But when it comes to actual performance, don't kid yourself. A Wolf residential isn't much different from a Frigidaire or Maytag beyond marketing. In fact, few commercial manufacturers don't actually make the residential stoves using their names. Wolf residential, for instance, is made by Sub Zero. while Wolf commercial is made by Wolf. Typically the only components that cross the lines are knobs and badges.

As a consumer, buying a complicated, high-ticket item like a stove, it's easy to start inventing distinctions where there isn't really much of a difference. That's what marketing, hype, and sales people working on commission are all about. Now, I'm not saying don't get one. The styling, the gimmicks, the heavy duty grates, etc., they're all worth something. Just try and keep some perspective. Don't spend more than you can comfortably afford on a stove, it won't make you a better cook.

Bottom-line useful are: 
1 slow burner;
2 fast burners;
Easy to clean top (that is incredibly important), preferably with "sealed" burners;
Same-height grates allowing you to slide pans from one burner to another;
Self cleaning oven;
Convection; and a
Good broiler
After that, it's mostly a question of having the right assortment of pans and _baterie de cuisine_. Save some dough on the stove. Also, save some dough on the pans. You don't need copper, and you don't need the finest All Clad either. You don't even need a "set." Be canny.

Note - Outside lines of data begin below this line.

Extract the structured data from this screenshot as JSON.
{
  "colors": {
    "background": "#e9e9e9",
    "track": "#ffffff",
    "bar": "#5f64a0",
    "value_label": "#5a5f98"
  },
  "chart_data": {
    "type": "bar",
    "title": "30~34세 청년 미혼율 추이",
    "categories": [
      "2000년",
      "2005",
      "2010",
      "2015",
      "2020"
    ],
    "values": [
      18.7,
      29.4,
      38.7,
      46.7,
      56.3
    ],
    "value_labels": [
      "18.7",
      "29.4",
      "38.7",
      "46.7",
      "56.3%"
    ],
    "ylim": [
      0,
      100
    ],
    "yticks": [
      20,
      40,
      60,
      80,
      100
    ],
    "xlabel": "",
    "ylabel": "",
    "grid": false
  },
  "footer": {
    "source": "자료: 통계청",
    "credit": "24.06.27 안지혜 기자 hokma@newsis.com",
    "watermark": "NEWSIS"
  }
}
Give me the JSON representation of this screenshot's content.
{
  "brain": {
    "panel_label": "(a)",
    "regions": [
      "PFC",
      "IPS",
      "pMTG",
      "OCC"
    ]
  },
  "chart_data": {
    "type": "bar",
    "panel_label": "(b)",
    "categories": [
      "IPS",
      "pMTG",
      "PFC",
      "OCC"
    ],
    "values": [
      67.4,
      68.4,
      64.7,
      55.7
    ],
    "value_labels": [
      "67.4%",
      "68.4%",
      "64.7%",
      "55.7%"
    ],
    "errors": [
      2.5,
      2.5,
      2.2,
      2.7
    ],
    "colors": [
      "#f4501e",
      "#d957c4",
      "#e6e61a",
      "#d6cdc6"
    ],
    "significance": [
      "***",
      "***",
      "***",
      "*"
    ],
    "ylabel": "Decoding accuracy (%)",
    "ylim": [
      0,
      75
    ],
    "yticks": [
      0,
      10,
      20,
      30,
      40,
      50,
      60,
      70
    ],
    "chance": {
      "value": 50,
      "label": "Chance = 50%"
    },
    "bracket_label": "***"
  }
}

What to do with all that money I just saved you? Get a couple of John Boos cutting boards, an excellent chef's knife, and a way to keep all your knives sharp. Get your wife a present. Don't deny yourself kitchen gimmicks. And towels, get plenty of microfiber towels. Those suckers kick @$$.

Good luck,
BDL


----------



## meridor (Dec 17, 2011)

That's the best advice I have read online. Thanks. M


----------